When children get made fun of and put down on a daily basis, it’s not just kids being kids. It’s much more than that. It’s bullying and a form of abuse. Those put downs can hurt and destroy a person from the inside out. It hurts just as if the child was being physically beaten.
My mom said I was a happy child before I started school. She said I used to smile and talk openly with the truckers at the family garage, but something changed when I went to school. My classmates and teachers broke me. They tore me down and stripped me of my pride. They broke my heart and crumbled my self-esteem. Day after day, at school, on the bus and even playing in my yard they stabbed me with put downs and cruel taunting. Why? Because I was different. I couldn’t learn as easily as they could because I have a learning disability.
“Aimee is a retard,” my classmates said.
“You don’t belong in our school,” they said.
“You’re stupid. You’ll never be anything. You’ll grow up and be on welfare,” a girl who was supposed to be my friend told me.
My heart broke and sadness began to fill me. My mom told me not to believe what they said, but how could I not. I knew I wasn’t like them. They could read when I couldn’t. They could do in-school classwork when I was unable too. I went to a special room for extra help which my classmates called the class for retards. My teachers told my mom I would never be able to do anything.
They tore me down. I began to hate myself for being different and started to believe I was dumb. I couldn’t fight back. I quietly took their insults and allowed teachers to assign students to give me answers on tests and classwork.
My happiness faded and darkness filled my insides. It became harder and harder to smile. At night I struggled to sleep and had nightmares about school. I dreaded going to school the next day so I tossed and turned in my bed and prayed for sleep to come.
The pain of my emotions burned inside me like a fire I could not control. That fire grew and grew. At home one word from one of my siblings and I would scream, cry and throw things. The damage to my soul was done. I was out of control one minute and a sobbing wreck on the floor the next.

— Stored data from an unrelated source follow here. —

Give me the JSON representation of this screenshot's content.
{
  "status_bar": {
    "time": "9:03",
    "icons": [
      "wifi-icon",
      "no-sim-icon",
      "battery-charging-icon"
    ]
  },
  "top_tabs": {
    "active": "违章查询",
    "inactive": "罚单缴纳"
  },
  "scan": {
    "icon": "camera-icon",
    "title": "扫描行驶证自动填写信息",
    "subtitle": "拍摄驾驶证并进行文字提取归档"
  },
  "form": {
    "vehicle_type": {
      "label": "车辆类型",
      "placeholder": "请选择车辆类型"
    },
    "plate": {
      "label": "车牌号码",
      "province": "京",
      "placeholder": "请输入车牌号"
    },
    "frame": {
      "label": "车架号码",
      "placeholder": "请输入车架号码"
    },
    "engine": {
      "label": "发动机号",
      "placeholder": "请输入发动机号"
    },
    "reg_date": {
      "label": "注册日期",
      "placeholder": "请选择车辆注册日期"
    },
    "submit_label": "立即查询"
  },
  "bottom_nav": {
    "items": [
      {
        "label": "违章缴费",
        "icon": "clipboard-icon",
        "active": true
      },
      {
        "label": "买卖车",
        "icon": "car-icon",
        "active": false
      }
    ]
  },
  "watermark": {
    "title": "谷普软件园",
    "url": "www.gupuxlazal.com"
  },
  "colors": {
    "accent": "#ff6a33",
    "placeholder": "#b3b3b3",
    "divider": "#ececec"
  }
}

I felt trapped inside my body. I couldn’t tell anyone what was going on inside me or how badly I hurt.
Oh how those words my classmates and teacher said to me hurt. I wasn’t beaten down by fists, but by words. By high school I stopped talking unless I had to. Somewhere deep within me I found enough strength to push past the put downs and succeed. I made the merit roll, then honor roll and Nationalhonors society, but I gave up having fun to prove myself. I studied hours on end and became obsessed with passing. Even though I exceeded their expectations I never saw myself equal to them. I, in my own eyes, was never good enough so I pushed harder.

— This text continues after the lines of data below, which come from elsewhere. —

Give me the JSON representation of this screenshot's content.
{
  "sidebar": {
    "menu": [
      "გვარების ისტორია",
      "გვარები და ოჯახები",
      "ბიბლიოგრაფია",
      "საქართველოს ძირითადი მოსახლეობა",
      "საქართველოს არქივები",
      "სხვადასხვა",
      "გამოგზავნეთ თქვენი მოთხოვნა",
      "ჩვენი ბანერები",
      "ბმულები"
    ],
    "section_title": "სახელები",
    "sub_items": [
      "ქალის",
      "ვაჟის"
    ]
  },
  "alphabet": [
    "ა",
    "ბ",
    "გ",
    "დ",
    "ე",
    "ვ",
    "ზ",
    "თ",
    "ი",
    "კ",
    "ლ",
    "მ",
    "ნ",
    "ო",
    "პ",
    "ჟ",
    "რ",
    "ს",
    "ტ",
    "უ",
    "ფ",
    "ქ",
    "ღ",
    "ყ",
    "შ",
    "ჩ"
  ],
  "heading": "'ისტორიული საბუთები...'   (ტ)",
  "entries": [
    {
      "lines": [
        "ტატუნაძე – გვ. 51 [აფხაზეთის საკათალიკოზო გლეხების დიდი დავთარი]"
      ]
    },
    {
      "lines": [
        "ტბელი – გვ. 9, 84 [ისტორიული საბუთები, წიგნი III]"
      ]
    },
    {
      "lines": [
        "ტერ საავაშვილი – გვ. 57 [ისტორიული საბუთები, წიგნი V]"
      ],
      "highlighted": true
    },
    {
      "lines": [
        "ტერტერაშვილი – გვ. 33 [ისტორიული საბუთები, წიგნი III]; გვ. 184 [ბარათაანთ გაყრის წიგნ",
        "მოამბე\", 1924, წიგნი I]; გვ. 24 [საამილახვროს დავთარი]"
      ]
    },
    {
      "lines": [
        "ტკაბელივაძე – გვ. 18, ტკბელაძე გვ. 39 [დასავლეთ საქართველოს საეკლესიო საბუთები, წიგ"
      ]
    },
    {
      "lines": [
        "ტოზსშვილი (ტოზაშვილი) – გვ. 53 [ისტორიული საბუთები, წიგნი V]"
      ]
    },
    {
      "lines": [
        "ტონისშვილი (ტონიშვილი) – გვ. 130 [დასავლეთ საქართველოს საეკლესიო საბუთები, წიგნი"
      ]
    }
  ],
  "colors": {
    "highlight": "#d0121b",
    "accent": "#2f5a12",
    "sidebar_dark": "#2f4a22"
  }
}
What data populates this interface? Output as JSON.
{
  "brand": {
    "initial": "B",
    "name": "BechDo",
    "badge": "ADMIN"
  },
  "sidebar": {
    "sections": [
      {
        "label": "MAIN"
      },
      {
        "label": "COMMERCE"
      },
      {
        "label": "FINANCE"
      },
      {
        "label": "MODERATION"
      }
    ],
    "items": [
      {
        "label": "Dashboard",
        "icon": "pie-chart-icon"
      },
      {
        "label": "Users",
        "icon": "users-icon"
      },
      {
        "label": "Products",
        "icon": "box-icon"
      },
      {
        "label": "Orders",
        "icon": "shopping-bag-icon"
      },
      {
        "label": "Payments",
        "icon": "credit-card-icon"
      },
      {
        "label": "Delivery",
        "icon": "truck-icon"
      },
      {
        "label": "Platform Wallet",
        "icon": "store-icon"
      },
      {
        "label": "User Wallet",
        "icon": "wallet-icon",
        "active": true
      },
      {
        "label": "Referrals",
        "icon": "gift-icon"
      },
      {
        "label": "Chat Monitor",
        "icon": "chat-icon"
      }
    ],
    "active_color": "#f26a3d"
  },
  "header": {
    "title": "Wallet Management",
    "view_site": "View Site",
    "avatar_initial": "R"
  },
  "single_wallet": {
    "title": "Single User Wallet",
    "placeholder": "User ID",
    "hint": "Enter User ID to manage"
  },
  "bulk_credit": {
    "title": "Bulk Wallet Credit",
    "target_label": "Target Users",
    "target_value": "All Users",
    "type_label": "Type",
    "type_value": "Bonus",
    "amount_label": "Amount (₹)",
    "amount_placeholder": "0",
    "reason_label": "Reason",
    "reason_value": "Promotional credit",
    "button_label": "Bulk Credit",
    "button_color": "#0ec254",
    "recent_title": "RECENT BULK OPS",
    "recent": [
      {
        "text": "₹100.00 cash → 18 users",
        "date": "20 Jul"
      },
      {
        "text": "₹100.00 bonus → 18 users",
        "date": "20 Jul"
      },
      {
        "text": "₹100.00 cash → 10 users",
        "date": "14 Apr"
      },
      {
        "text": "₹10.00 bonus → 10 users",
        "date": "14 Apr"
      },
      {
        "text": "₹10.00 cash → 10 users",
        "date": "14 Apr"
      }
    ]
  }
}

I graduated from school with five scholarships and started going to a two year college. I planned on going on to a four year college, but I became deeply depressed and hit rock bottom. I became suicidal and started self-injuring. I had to take a year off from school. I was sure I had proved my classmates right; I was a loser.
I struggled for years with the wounds those words from my school years caused. I was diagnosed with depression, anxiety, self-injury and Borderline Personality Disorder. It took hospitalization, years of therapy and hard work to heal my wounds. The scars are still there and they run deep, but in therapy I learned to love myself, to change my thinking and to heal my broken heart.
After several years of therapy and the help of my loving husband I have reached recovery from my mental illness. I have become someone. I have been a cashier at a grocery store for 22 years, have reached recovery from mental illness, finished the first draft of my memoir and am writing blogs. I am a beautiful person who loves to listen to my customers and share my stories with others.

Words break hearts, but with hard work you can put your heart back together and rise above the bullying. In time the wounds do heal and you can go on to be someone special.
If you are being bullied tell someone, a teacher, the principle, a parent or other family member. Don’t keep your pain inside you. Talk to someone. The heart and soul can be mended with help. With help my heart and soul has mended and I’m stronger than ever.